Cette approche, qui comporte tous les aspects d’une sélection discriminatoire, gagnerait en pertinence si la nature du comportement social et non le « volume » des informations était appréciée. Si nous pouvions avoir d’autres infos qu’une note brute évaluée sur une échelle de 0 à 100.
Dans un proche avenir les possibilités offertes par le Big Data permettront la création d’outils de requête agrégeant l’ensemble des informations sur une personne et qui auront trait à :
- sa biographie professionnelle,
- au contenu de ses projets professionnels,
- aux réseaux sur lesquels il est actif,
- à la façon dont il contribue et interagit sur ceux-ci, à ses contacts…
En conséquence, au CV classico-statique au format PDF se substituerait un profil dynamique issu des profils de réseaux sociaux professionnels comme LinkedIn, Viadeo ou Doyoubuzz.

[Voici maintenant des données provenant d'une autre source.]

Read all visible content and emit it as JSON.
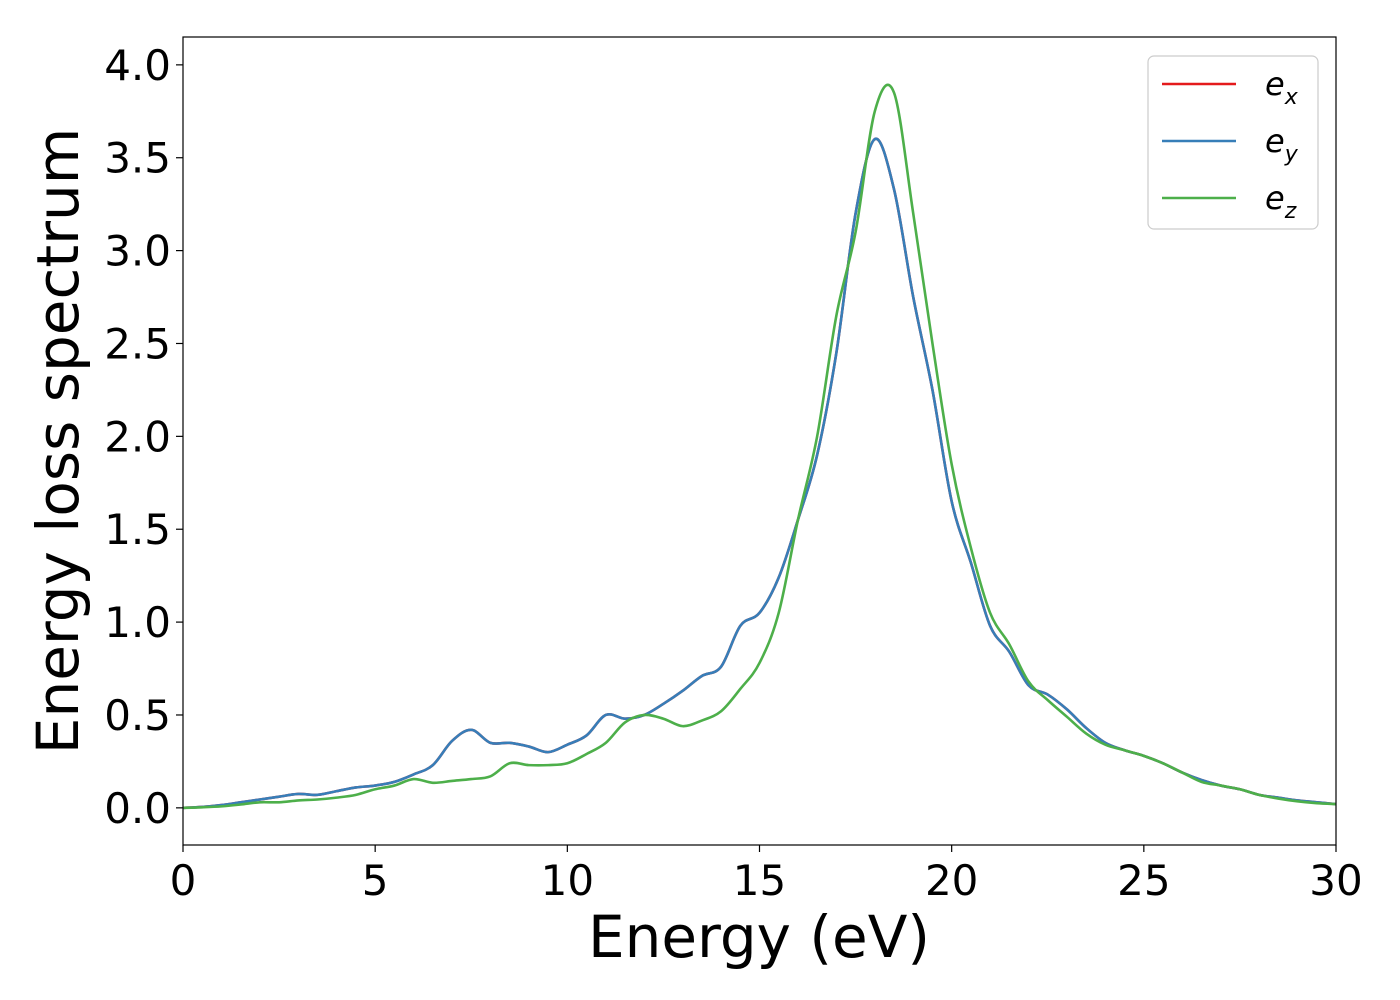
{
  "chart_data": {
    "type": "line",
    "title": "",
    "xlabel": "Energy (eV)",
    "ylabel": "Energy loss spectrum",
    "xlim": [
      0,
      30
    ],
    "ylim": [
      -0.2,
      4.15
    ],
    "xticks": [
      0,
      5,
      10,
      15,
      20,
      25,
      30
    ],
    "xtick_labels": [
      "0",
      "5",
      "10",
      "15",
      "20",
      "25",
      "30"
    ],
    "yticks": [
      0.0,
      0.5,
      1.0,
      1.5,
      2.0,
      2.5,
      3.0,
      3.5,
      4.0
    ],
    "ytick_labels": [
      "0.0",
      "0.5",
      "1.0",
      "1.5",
      "2.0",
      "2.5",
      "3.0",
      "3.5",
      "4.0"
    ],
    "grid": false,
    "legend_position": "top-right",
    "series": [
      {
        "name": "e_x",
        "label_main": "e",
        "label_sub": "x",
        "color": "#e41a1c",
        "x": [
          0,
          0.5,
          1,
          1.5,
          2,
          2.5,
          3,
          3.5,
          4,
          4.5,
          5,
          5.5,
          6,
          6.5,
          7,
          7.5,
          8,
          8.5,
          9,
          9.5,
          10,
          10.5,
          11,
          11.5,
          12,
          12.5,
          13,
          13.5,
          14,
          14.5,
          15,
          15.5,
          16,
          16.5,
          17,
          17.5,
          18,
          18.5,
          19,
          19.5,
          20,
          20.5,
          21,
          21.5,
          22,
          22.5,
          23,
          23.5,
          24,
          24.5,
          25,
          25.5,
          26,
          26.5,
          27,
          27.5,
          28,
          28.5,
          29,
          29.5,
          30
        ],
        "y": [
          0,
          0.005,
          0.015,
          0.03,
          0.045,
          0.06,
          0.075,
          0.07,
          0.09,
          0.11,
          0.12,
          0.14,
          0.18,
          0.23,
          0.36,
          0.42,
          0.35,
          0.35,
          0.33,
          0.3,
          0.34,
          0.39,
          0.5,
          0.48,
          0.5,
          0.56,
          0.63,
          0.71,
          0.76,
          0.98,
          1.05,
          1.24,
          1.55,
          1.9,
          2.45,
          3.2,
          3.6,
          3.33,
          2.75,
          2.25,
          1.65,
          1.32,
          0.98,
          0.84,
          0.66,
          0.61,
          0.53,
          0.43,
          0.35,
          0.31,
          0.28,
          0.24,
          0.19,
          0.15,
          0.12,
          0.1,
          0.07,
          0.055,
          0.04,
          0.03,
          0.02
        ]
      },
      {
        "name": "e_y",
        "label_main": "e",
        "label_sub": "y",
        "color": "#377eb8",
        "x": [
          0,
          0.5,
          1,
          1.5,
          2,
          2.5,
          3,
          3.5,
          4,
          4.5,
          5,
          5.5,
          6,
          6.5,
          7,
          7.5,
          8,
          8.5,
          9,
          9.5,
          10,
          10.5,
          11,
          11.5,
          12,
          12.5,
          13,
          13.5,
          14,
          14.5,
          15,
          15.5,
          16,
          16.5,
          17,
          17.5,
          18,
          18.5,
          19,
          19.5,
          20,
          20.5,
          21,
          21.5,
          22,
          22.5,
          23,
          23.5,
          24,
          24.5,
          25,
          25.5,
          26,
          26.5,
          27,
          27.5,
          28,
          28.5,
          29,
          29.5,
          30
        ],
        "y": [
          0,
          0.005,
          0.015,
          0.03,
          0.045,
          0.06,
          0.075,
          0.07,
          0.09,
          0.11,
          0.12,
          0.14,
          0.18,
          0.23,
          0.36,
          0.42,
          0.35,
          0.35,
          0.33,
          0.3,
          0.34,
          0.39,
          0.5,
          0.48,
          0.5,
          0.56,
          0.63,
          0.71,
          0.76,
          0.98,
          1.05,
          1.24,
          1.55,
          1.9,
          2.45,
          3.2,
          3.6,
          3.33,
          2.75,
          2.25,
          1.65,
          1.32,
          0.98,
          0.84,
          0.66,
          0.61,
          0.53,
          0.43,
          0.35,
          0.31,
          0.28,
          0.24,
          0.19,
          0.15,
          0.12,
          0.1,
          0.07,
          0.055,
          0.04,
          0.03,
          0.02
        ]
      },
      {
        "name": "e_z",
        "label_main": "e",
        "label_sub": "z",
        "color": "#4daf4a",
        "x": [
          0,
          0.5,
          1,
          1.5,
          2,
          2.5,
          3,
          3.5,
          4,
          4.5,
          5,
          5.5,
          6,
          6.5,
          7,
          7.5,
          8,
          8.5,
          9,
          9.5,
          10,
          10.5,
          11,
          11.5,
          12,
          12.5,
          13,
          13.5,
          14,
          14.5,
          15,
          15.5,
          16,
          16.5,
          17,
          17.5,
          18,
          18.5,
          19,
          19.5,
          20,
          20.5,
          21,
          21.5,
          22,
          22.5,
          23,
          23.5,
          24,
          24.5,
          25,
          25.5,
          26,
          26.5,
          27,
          27.5,
          28,
          28.5,
          29,
          29.5,
          30
        ],
        "y": [
          0,
          0.003,
          0.008,
          0.018,
          0.03,
          0.03,
          0.04,
          0.045,
          0.055,
          0.07,
          0.1,
          0.12,
          0.155,
          0.135,
          0.145,
          0.155,
          0.17,
          0.24,
          0.23,
          0.23,
          0.24,
          0.29,
          0.35,
          0.46,
          0.5,
          0.48,
          0.44,
          0.47,
          0.52,
          0.64,
          0.78,
          1.05,
          1.55,
          2.0,
          2.65,
          3.1,
          3.75,
          3.85,
          3.2,
          2.5,
          1.85,
          1.4,
          1.05,
          0.88,
          0.68,
          0.58,
          0.49,
          0.4,
          0.34,
          0.31,
          0.28,
          0.24,
          0.19,
          0.14,
          0.12,
          0.1,
          0.07,
          0.05,
          0.035,
          0.025,
          0.02
        ]
      }
    ]
  }
}
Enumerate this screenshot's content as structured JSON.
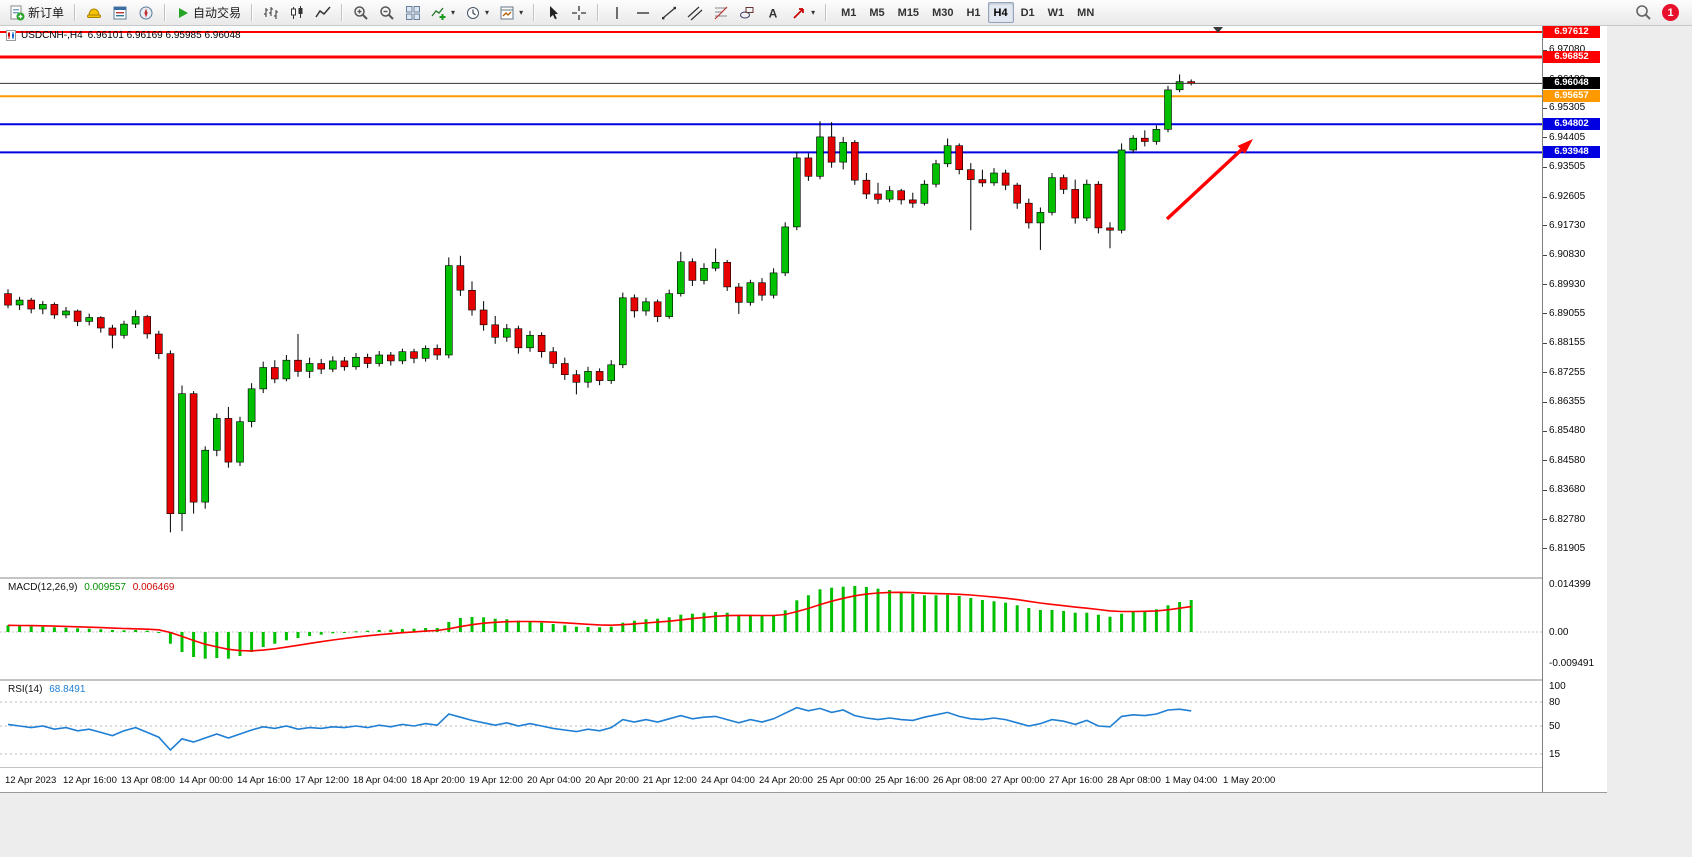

Cette évolution est déjà engagée :
- Des cabinets de conseil en recrutement commencent à proposer aux candidats de postuler aux annonces de leur site directement via leur profil LinkedIn sans les obliger nécessairement à déposer leur CV.
- Partenaire de VIADEO, l’APEC propose de donner un accès direct au profil social du cadre et d’abonder son CV avec des informations sociales, relatives notamment à ses contacts et ses recommandations.
- Cadremploi avec son service Profil Public permet aux cadres en recherche d’emploi de créer une page Web personnalisée repérable par les moteurs de recherche à l’instar de CV Doyoubuzz.
- RegionJob pour ne pas être en reste, donne la possibilité avec Aliaz de créer une page d’accueil personnelle Web pour donner un lustre numérique à son image.
Ces nouveaux dispositifs, déployés par différents acteurs du recrutement français au cours des deux dernières années, sont la preuve que les conditions se créent pour que ces profils personnalisés et visibles sur le Web finissent de compléter les CV pour s’y substituer définitivement.
De là à imaginer recruter sans CV, il ne faut qu’un brin d’imagination et une pointe d’anticonformisme.
L’Apec a franchi le pas depuis 2010 en offrant la possibilité aux candidats de répondre à un questionnaire de mise en situation d’une trentaine de questions maximum et ce plutôt que d’envoyer un CV. Cette démarche innovante a le mérite d’ouvrir les postes proposés à une plus grande diversité de profils.
Cependant, force est de constater, qu’hormis les quelques avancées décrites précédemment, le CV reste le seul document de présentation d’une candidature sur l’intégralité des sites de recrutement. Les outils d’intermédiation professionnelle de personnes avec des entreprises sur FACEBOOK du type de Work4us ne sont pas encore les Ersatz attendus du CV et loin s’en faut.
Sans un CV, la plupart d’entre nous, experts ou béotiens du recrutement, sommes démunis pour sélectionner des candidats préalablement à un entretien d’embauche et tout autant pour mener un entretien de recrutement.
Le CV reste et demeure une béquille pour structurer sa vie et son œuvre professionnelle et servir de guide line lors des entretiens d’embauche tant pour les recruteurs que pour les candidats.
Sans devenir les contempteurs de la doxa des abolitionnistes du CV ou les chantres créationnistes du Klout, une approche qui facilite l’agrégation des données professionnelles issues des réseaux sociaux afin de mieux appréhender la diversité des compétences et des projets, les contributions, les informations relayées, est un graal (?) vers lequel le Big Data et les outils émergeants d’analyse de données devraient pouvoir nous amener.